Entgegen dem Gesetzentwurf gilt: Umlageschuldner ist und bleibt der Flächeneigentümer. Die Voraussetzung der Bestandskraft des Beitragsbescheides ist gestrichen, um Gemeinden vor unnötigen Vorfinanzierungen zu bewahren.

Die Gemeinden sind mit den Änderungsanträgen der Koalition in der Lage, unter verschiedenen Möglichkeiten der Beitragserhebung zu wählen. Diese werden regional verantwortlich und dem Aufwand verwaltungsseitig angemessen flexibel gehandhabt werden.

Für alle Flächen, die aufgrund der Naturschutzgesetzgebung einer wirtschaftlichen Nutzung entzogen werden, besteht die Möglichkeit, auf Antrag die zu zahlenden Beiträge durch das Land zu erstatten. Die ausgewiesenen und sich in Planung befindenden bis zu ca. 20 000 Hektar Totalgebiete und Naturschutzentwicklungsgebiete sind von hohem öffentlichen Interesse. Um eine Gleichbehandlung mit den anderen Flächeneigentümern zu gewährleisten, haben wir diesen Weg der Erstattung gewählt.

Zur Sicherung von Investitionen haben wir die Befristung der

Freistellung vom Anschluss- und Benutzungszwang zwingend an die Erlaubnis zur wasserrechtlichen Einleitung gebunden. Damit wollen wir dem Eindruck der Willkür von Entscheidungen entgegenwirken.

Die Gewässerunterhaltungsverbände werden in ihrer Satzungshoheit gestärkt, indem die Modalitäten zur Bildung der Verbandsbeiräte selbst bestimmt werden können. Die geeigneten Kriterien wird jeder Verband für sich bei der Bestimmung der Vertreterzahl vor Ort finden.

Liebe Kolleginnen und Kollegen, wie Sie sehen, sind unsere Anträge wirklich abgewogen und allumfassend.

Zu dem von der Fraktion DIE LINKE eingebrachten Entschließungsantrag möchte ich abschließend noch Folgendes ausführen: Die Fortführung der Novelle unter Beachtung der Nachhaltigkeit und die Vorlage eines neuen Gesetzes zu Beginn des nächsten Jahres ist nichts weiter als ein ungeeigneter und unangemessener Versuch politischer Profilierung.

(Widerspruch der Abgeordneten Adolph [DIE LINKE])

Die Punkte unseres Änderungsantrags habe ich benannt, und die Punkte des Entschließungsantrags sind nichts weiter als all die Änderungsanträge, die wir im Ausschuss bereits einmal mit Mehrheit abgelehnt haben. Es wäre also recht und billig gewesen, die Anträge heute noch einmal zu stellen und eine Novelle nicht auf den Sankt-Nimmerleins-Tag zu verschieben. In meinen Ausführungen habe ich darauf bereits hingewiesen.

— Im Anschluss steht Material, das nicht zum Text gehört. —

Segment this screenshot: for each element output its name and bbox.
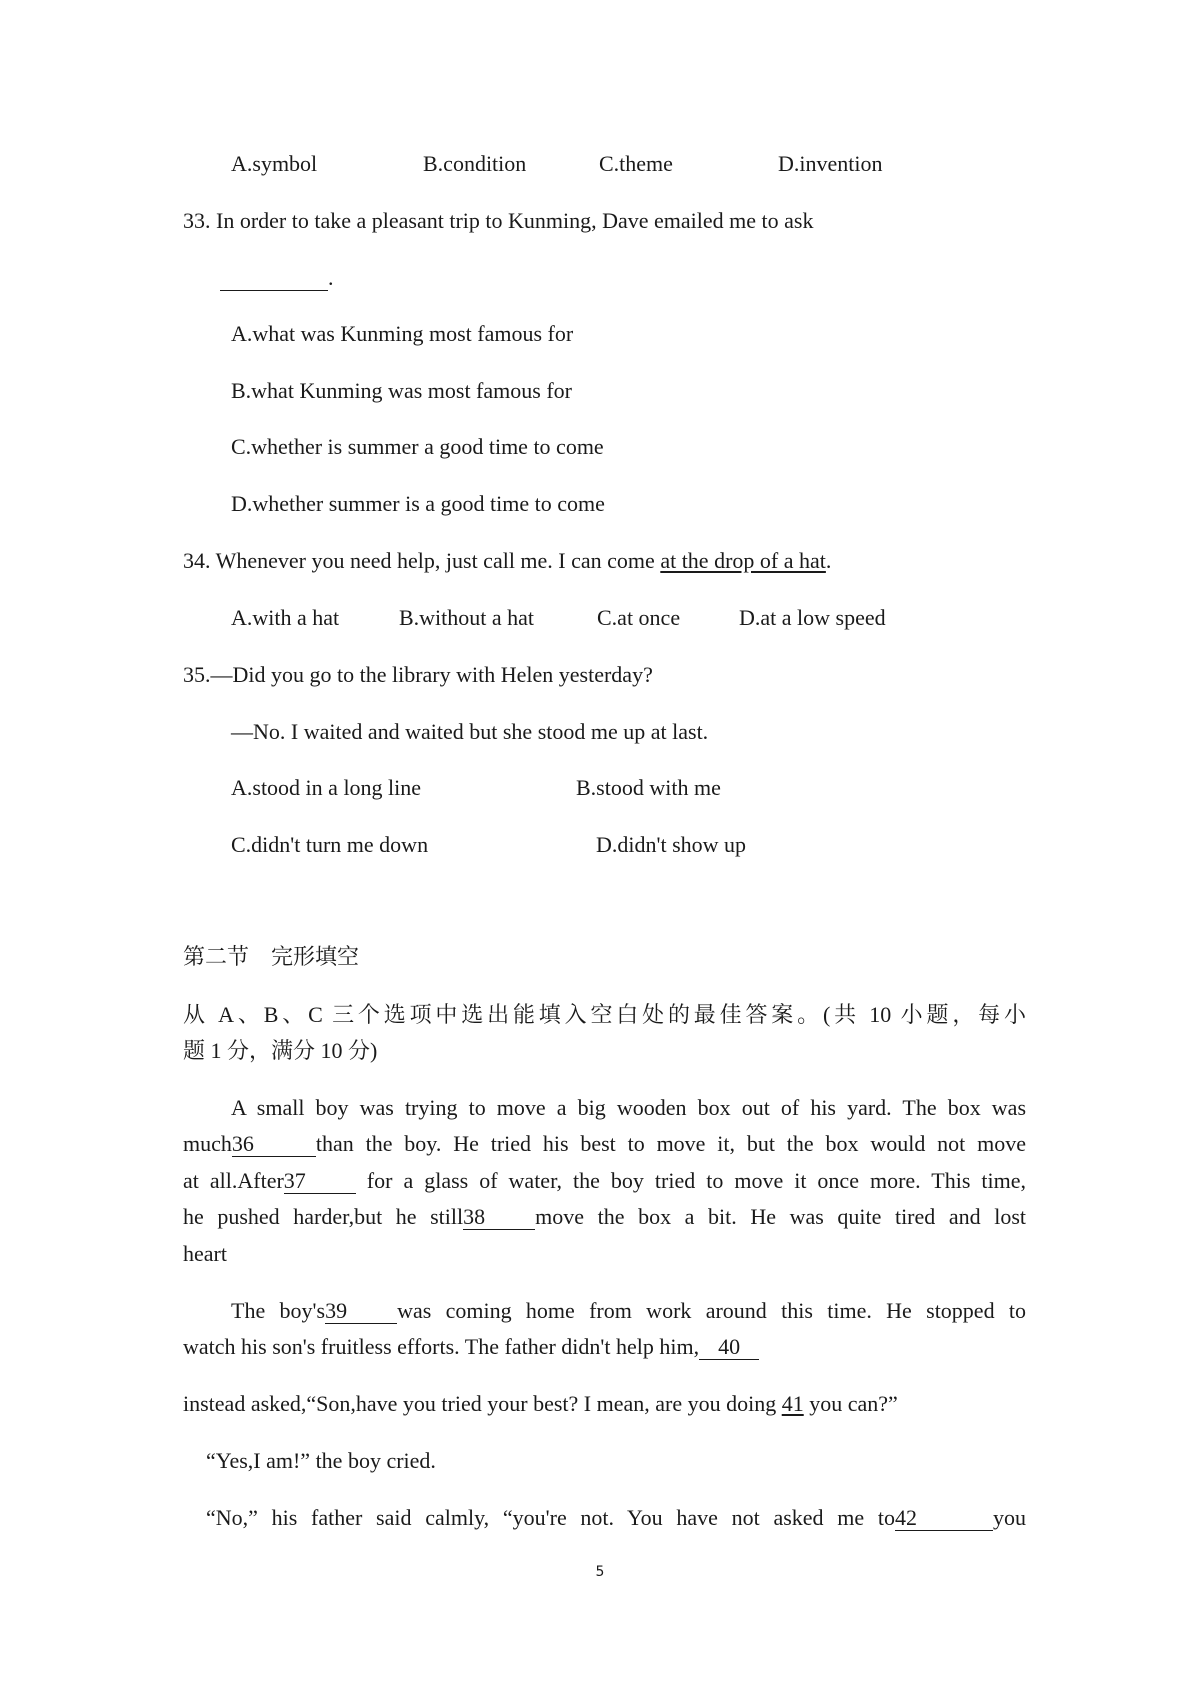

Die Gesetzesnovelle ist die erste vollumfängliche Novelle des Wassergesetzes in Brandenburg. In diese Novelle sind auch 12 Jahre Vollzugserfahrung eingeflossen. Das Landesgesetz ist erstens dem Bürokratieabbau und zweitens der Nutzerfreundlichkeit verpflichtet.

(Zuruf von der Fraktion DIE LINKE: Na, na, na!)

Es ist ein modernes Gesetz mit hohen, anspruchsvollen Zielen bezüglich der Gewässerqualität. Es gibt Nachfragen aus anderen Ländern, die sich bei ihren anstehenden Novellen unseres Gesetzes bedienen wollen.

Um das alles zu ignorieren, muss man wohl wirklich Opposition sein!

Wir alle wissen aber auch, dass mit der zu erwartenden Umweltgesetzgebung des Bundes eine Novellierung des Wassergesetzes erfolgen wird.

(Zuruf der Abgeordneten Adolph [DIE LINKE])

Die Haltbarkeit unseres heutigen Beschlussvorschlages ist daher begrenzt. Auch nur von daher und nur von Bundesseite begründet, werden wir das Gesetz wieder anfassen, und nicht auf Wunsch von Frau Adolph.